Nader aid

A documentary explains the controversial crusader but leaves you wondering if it tells the whole story

Mark Holcomb

Taking its title from a George Bernard Shaw aphorism ("The reasonable man adapts himself to the world; the unreasonable one persists in trying to adapt the world to himself. Therefore, all progress depends on the unreasonable man"), the movie packs a lot of world-adapting into its two-hour running time. The first half chronicles Nader's early life as the son of Lebanese immigrants in Connecticut, where his restaurateur father grilled him and his siblings on current events, and follows his rise from Harvard Law School to his initial gig as a consumer advocate studying car safety for the Senate.

The latter is familiar turf, of course, and An Unreasonable Man covers it via equally familiar stock footage (including several old car commercials) and talking-head interviews with Nader's former and current colleagues. But there's an impressive amount of detail here on his auto-industry-bashing crusade and subsequent book, Unsafe at Any Speed, as well as a neat summary of the botched smear campaign by General Motors that netted Nader a near-half-million-dollar lawsuit settlement. That sum helped bankroll the activist group Nader's Raiders and ultimately paved the way for Ralph's political career, the coverage of which takes up the latter half of the film.

This, as we know, is where things get slippery. After briefly touching on Nader's affiliation with the Carter administration and 1996 presidential run, An Unreasonable Man makes a convincing case that his 2000 campaign barely influenced Al Gore's loss. There's data to back this up, and—in a stab at appearing fair and balanced—clips of vehement anti-Naderites eager to verbally crucify him. It's tough to know, however, what was left on the cutting room floor from interviews with media critic Todd Gitlin, journalist Eric Alterman and others, most of whom come off as unreasonable (to put it mildly) in their own right. It's the movie's weak spot, and raises the suspicion that it was conceived largely as a cinematic Valentine.

What stops it from being just that is Nader himself. His prickly tenacity and exasperating literal-mindedness are impossible to spin or contain, and filmmakers Henriette Mantel and Steve Skrovan (both of whom, bizarrely, were associated with TV's Everybody Loves Raymond) deserve credit for largely resisting the temptation to do either. They effectively plumb Nader's late-career pariah status as well, particularly with regards to the vicious Democratic Party elite, and intriguingly imply that class and perhaps even ethnicity figure into the ongoing backlash against him. Politics, it seems, is an ugly business even for a candidate whose legacy includes the ubiquity of seatbelts.

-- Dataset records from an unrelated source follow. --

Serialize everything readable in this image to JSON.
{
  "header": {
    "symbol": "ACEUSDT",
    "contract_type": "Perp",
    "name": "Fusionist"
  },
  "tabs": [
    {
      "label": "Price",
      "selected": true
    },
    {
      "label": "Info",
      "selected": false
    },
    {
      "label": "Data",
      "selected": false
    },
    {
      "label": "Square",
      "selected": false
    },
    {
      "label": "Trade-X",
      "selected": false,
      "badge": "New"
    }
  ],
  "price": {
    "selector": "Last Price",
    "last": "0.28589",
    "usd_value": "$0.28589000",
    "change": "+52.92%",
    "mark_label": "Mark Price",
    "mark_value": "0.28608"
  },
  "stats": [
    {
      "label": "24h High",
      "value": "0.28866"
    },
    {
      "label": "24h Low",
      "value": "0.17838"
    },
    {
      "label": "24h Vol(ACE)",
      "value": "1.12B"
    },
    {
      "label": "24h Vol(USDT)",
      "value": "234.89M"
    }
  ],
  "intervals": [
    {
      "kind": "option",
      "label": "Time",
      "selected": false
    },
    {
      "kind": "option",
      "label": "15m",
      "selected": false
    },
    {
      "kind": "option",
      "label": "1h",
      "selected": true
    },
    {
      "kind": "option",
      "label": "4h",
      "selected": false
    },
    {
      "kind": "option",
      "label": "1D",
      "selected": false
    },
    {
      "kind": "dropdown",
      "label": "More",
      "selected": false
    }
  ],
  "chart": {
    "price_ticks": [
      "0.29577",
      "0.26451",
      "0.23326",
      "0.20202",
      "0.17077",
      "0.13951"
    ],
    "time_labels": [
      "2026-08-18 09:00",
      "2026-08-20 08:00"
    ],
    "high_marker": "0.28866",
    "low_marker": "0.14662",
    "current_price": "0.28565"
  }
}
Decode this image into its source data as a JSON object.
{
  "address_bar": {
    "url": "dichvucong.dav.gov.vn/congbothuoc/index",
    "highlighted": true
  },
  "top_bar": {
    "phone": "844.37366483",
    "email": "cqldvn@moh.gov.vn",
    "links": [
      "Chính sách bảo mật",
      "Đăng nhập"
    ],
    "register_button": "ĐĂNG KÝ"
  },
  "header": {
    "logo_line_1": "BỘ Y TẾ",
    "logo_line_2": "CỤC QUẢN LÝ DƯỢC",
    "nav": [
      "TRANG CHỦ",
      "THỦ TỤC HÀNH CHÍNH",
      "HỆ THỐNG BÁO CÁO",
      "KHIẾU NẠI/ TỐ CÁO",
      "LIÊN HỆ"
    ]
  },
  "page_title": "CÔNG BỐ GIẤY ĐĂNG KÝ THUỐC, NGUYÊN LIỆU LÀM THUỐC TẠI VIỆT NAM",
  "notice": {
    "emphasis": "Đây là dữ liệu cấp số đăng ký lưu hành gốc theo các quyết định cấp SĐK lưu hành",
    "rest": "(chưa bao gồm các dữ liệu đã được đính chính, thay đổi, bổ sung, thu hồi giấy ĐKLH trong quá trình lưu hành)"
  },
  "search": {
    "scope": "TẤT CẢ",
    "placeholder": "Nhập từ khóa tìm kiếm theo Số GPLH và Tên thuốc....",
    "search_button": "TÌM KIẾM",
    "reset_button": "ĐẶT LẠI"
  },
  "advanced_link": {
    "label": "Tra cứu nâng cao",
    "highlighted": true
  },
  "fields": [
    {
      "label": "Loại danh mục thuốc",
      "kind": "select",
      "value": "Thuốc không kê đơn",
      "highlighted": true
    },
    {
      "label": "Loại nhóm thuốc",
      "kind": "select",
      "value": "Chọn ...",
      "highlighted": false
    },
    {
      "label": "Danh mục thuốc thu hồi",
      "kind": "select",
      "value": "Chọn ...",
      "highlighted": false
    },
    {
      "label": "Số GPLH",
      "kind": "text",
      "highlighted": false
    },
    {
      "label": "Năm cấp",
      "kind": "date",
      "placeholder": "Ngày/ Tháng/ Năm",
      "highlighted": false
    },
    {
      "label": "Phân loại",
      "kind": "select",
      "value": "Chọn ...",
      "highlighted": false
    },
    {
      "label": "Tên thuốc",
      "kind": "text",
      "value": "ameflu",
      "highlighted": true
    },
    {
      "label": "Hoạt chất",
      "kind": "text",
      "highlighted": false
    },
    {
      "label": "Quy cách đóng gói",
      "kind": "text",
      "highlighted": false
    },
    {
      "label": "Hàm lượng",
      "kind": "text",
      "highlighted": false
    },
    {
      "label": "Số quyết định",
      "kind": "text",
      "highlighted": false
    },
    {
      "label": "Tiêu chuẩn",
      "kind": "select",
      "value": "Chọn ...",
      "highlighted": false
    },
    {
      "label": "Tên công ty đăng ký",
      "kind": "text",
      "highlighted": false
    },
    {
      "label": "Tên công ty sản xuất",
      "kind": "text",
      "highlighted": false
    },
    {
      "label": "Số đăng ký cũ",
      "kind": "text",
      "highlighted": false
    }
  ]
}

That said, An Unreasonable Man makes it plain that in the public mind Nader's biggest deficit may be that he doesn't fit the mold of the swaggering bullshit artist that's been the American ideal since, oh, 1492 or so. His detractors could argue—as the movie doesn't—that he's an expert at bullshitting himself, but the notion that sticking to one's ideals and being self-deluded are the same thing is itself a zeitgeisty variety of bullshit. Suffice it to say that the narrative of Ralph Nader's life fails to live up to one American ideal for certain: With the real 2000 election spoiler still in office, it lacks a happy ending.